Model compares 6 approches:
- Logistic Regression
- Knearest Neighbours
- Support Vector Classifier
- Decision Tree Classifier
- MLP Neural Network Classifier
- Gradient Boosting Classifier
Prediction results from both, Gradient Boosting Classifier and MLP Neural Network Classifier are represented in an analytical dashboard.
Core Project Features:
- Data quality and logging
- Scheduled daily model update
- SMOTE approach to imbalanced classification
- Web application for analytics with visualization
Team: Konstantin Parfenov, Vladislav Vedenev, Andrey Revyakin
Presentation and media files:
- RUS Rosenergoatom JSC presentation
- RUS Short video of product description for Rosatom CEO (Alexey Likhachev)
Sibur PET-price Prediction
PET price prediction dashboard for Sibur analytics. Created in 2019 at Sibur Hackathon. Github
Team: Konstantin Parfenov, Arthur Y. (telegram @art213)
Features:
- Predictions based on Exponential Moving Average (EMA) and Simple Moving Average (SMA)
- Feature importances graph
- Dashboard built using flask model view controller structure and javascript.
- Deploy on Heroku via Heroku_CLI.
- Frontend theme is a modified free template from Creative Tim
DMP-System user classification
Team:Konstantin Parfenov, Yuriy Kostyushko, Anatoliy Kurtov
The task of this project was to make a python script to classify the age group and sex group of a user based on his browser history. This script is intended to run in a cron job and the input is from Standard input (stdin)ю Besides the ROC-AUC treshold, this model has SLA for each prediction of 0.04 seconds.
I and my team made three approaches. The first approach was the Neural Network approach. The model was built with TensorFlow and has comparable results however, it was computational heavy to meet SLA limits. The second approach was with the XGBoost algorithm. The accuracy and speed of this model were enough to meet the task requirements.
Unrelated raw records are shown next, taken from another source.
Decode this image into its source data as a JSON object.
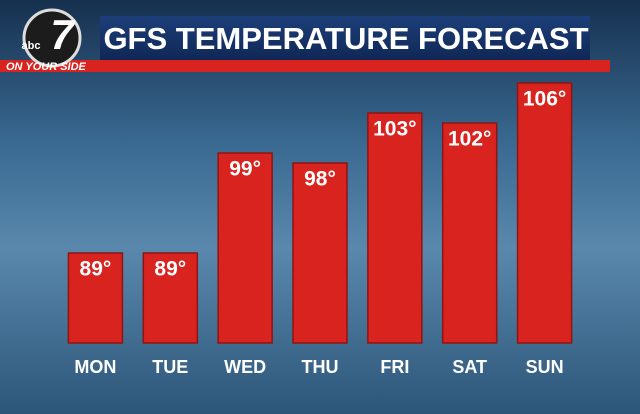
{
  "logo": {
    "network": "abc",
    "channel": "7",
    "slogan": "ON YOUR SIDE"
  },
  "chart_data": {
    "type": "bar",
    "title": "GFS TEMPERATURE FORECAST",
    "categories": [
      "MON",
      "TUE",
      "WED",
      "THU",
      "FRI",
      "SAT",
      "SUN"
    ],
    "values": [
      89,
      89,
      99,
      98,
      103,
      102,
      106
    ],
    "value_labels": [
      "89°",
      "89°",
      "99°",
      "98°",
      "103°",
      "102°",
      "106°"
    ],
    "color": "#d8231f",
    "ylim": [
      80,
      108
    ]
  }
}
In the third approach we used “bag of words” algorithm unfortunately, the accuracy of this model was insufficient. Another notable decision was to scrap Yandex categories for the top 100 sites in each category and use this data during the training process of our model.
Big data Spark Projects
RecSys for videocontent Megafon
The task was to create the best RecSys algorithm based on RMSE metrics. Data on HDFS. Data sources:
- Film rating table
- User text tags for each film
- Movie description table
- Table with films id connected to IMDB database.
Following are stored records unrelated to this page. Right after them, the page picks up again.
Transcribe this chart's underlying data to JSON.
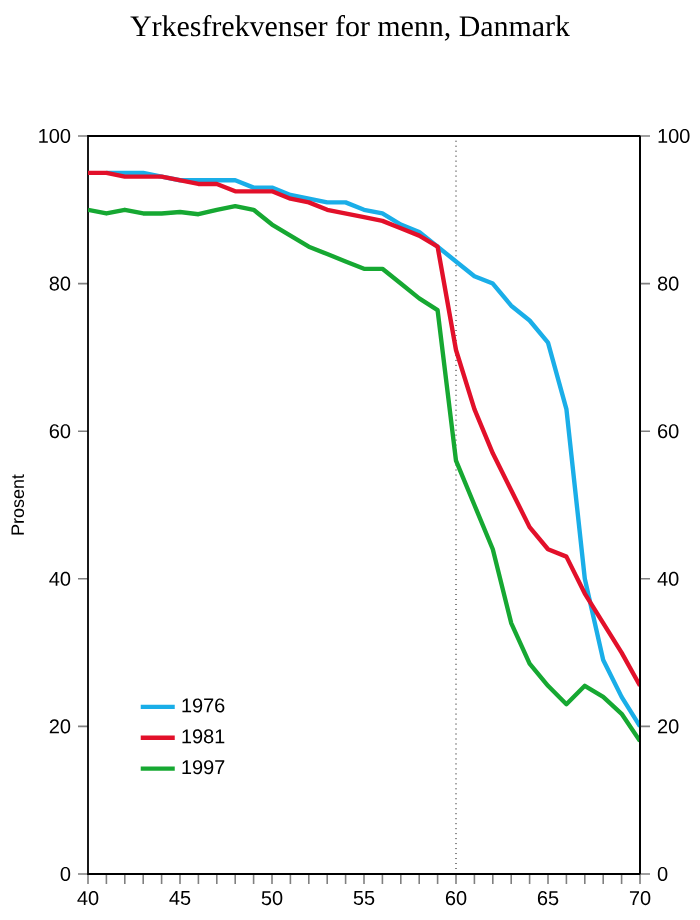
{
  "chart_data": {
    "type": "line",
    "title": "Yrkesfrekvenser for menn, Danmark",
    "ylabel": "Prosent",
    "x": [
      40,
      41,
      42,
      43,
      44,
      45,
      46,
      47,
      48,
      49,
      50,
      51,
      52,
      53,
      54,
      55,
      56,
      57,
      58,
      59,
      60,
      61,
      62,
      63,
      64,
      65,
      66,
      67,
      68,
      69,
      70
    ],
    "series": [
      {
        "name": "1976",
        "color": "#1aaee8",
        "values": [
          null,
          95,
          95,
          95,
          94.5,
          94,
          94,
          94,
          94,
          93,
          93,
          92,
          91.5,
          91,
          91,
          90,
          89.5,
          88,
          87,
          85,
          83,
          81,
          80,
          77,
          75,
          72,
          63,
          40,
          29,
          24,
          20
        ]
      },
      {
        "name": "1981",
        "color": "#e2102a",
        "values": [
          95,
          95,
          94.5,
          94.5,
          94.5,
          94,
          93.5,
          93.5,
          92.5,
          92.5,
          92.5,
          91.5,
          91,
          90,
          89.5,
          89,
          88.5,
          87.5,
          86.5,
          85,
          71,
          63,
          57,
          52,
          47,
          44,
          43,
          38,
          34,
          30,
          25.5
        ]
      },
      {
        "name": "1997",
        "color": "#16a832",
        "values": [
          90,
          89.5,
          90,
          89.5,
          89.5,
          89.7,
          89.4,
          90,
          90.5,
          90,
          88,
          86.5,
          85,
          84,
          83,
          82,
          82,
          80,
          78,
          76.4,
          56,
          50,
          44,
          34,
          28.5,
          25.5,
          23,
          25.5,
          24,
          21.7,
          18
        ]
      }
    ],
    "xlim": [
      40,
      70
    ],
    "xticks": [
      40,
      {
        "value": 41,
        "label": null
      },
      {
        "value": 42,
        "label": null
      },
      {
        "value": 43,
        "label": null
      },
      {
        "value": 44,
        "label": null
      },
      45,
      {
        "value": 46,
        "label": null
      },
      {
        "value": 47,
        "label": null
      },
      {
        "value": 48,
        "label": null
      },
      {
        "value": 49,
        "label": null
      },
      50,
      {
        "value": 51,
        "label": null
      },
      {
        "value": 52,
        "label": null
      },
      {
        "value": 53,
        "label": null
      },
      {
        "value": 54,
        "label": null
      },
      55,
      {
        "value": 56,
        "label": null
      },
      {
        "value": 57,
        "label": null
      },
      {
        "value": 58,
        "label": null
      },
      {
        "value": 59,
        "label": null
      },
      60,
      {
        "value": 61,
        "label": null
      },
      {
        "value": 62,
        "label": null
      },
      {
        "value": 63,
        "label": null
      },
      {
        "value": 64,
        "label": null
      },
      65,
      {
        "value": 66,
        "label": null
      },
      {
        "value": 67,
        "label": null
      },
      {
        "value": 68,
        "label": null
      },
      {
        "value": 69,
        "label": null
      },
      70
    ],
    "ylim": [
      0,
      100
    ],
    "yticks": [
      0,
      20,
      40,
      60,
      80,
      100
    ],
    "y2lim": [
      0,
      100
    ],
    "y2ticks": [
      0,
      20,
      40,
      60,
      80,
      100
    ],
    "ref_lines": [
      {
        "axis": "x",
        "value": 60,
        "color": "#000000",
        "line_style": "dotted"
      }
    ],
    "legend": "bottom left",
    "grid": false,
    "marker": "none",
    "line_style": "solid"
  }
}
Model Used: Alternating Least Square (ALS) a matrix factorization algorithm.
Result RMSE<0.83
Content-based RecSys for e-learning courses
Team: Konstantin Parfenov, Yuriy Kostyushko,
The task was to create a content-based RecSys algorithm for the e-learning portal “eclass.cc”
Model Used:TF-IDF
Apache Hive user classifiaction for DMP system
The task was to classify internet users in groups based on their browser history and define domain relevance to a user group “motorist”.
I solved this task using Apache Hive. Files were in HDFS directory. Each file was a collection of logs represented as a tuple (UID, timestamp, URL). Algorithm for domain definition
Kaggle competitions.
OSIC Pulmonary Fibrosis Progression
Silver medal for lung function decline prediction.
Model: Optimized baseline Lasso Regression model
The aim of this competition is to predict a patient’s severity of decline in lung function based on a CT scan of their lungs. Lung function is assessed based on output from a spirometer, which measures the forced vital capacity (FVC), i.e. the volume of air exhaled.
In the dataset, you are provided with a baseline chest CT scan and associated clinical information for a set of patients. A patient has an image acquired at time Week = 0 and has numerous follow up visits over the course of approximately 1-2 years, at which time their FVC is measured.
In the training set, you are provided with an anonymized, baseline CT scan and the entire history of FVC measurements. In the test set, you are provided with a baseline CT scan and only the initial FVC measurement. You are asked to predict the final three FVC measurements for each patient, as well as a confidence value in your prediction.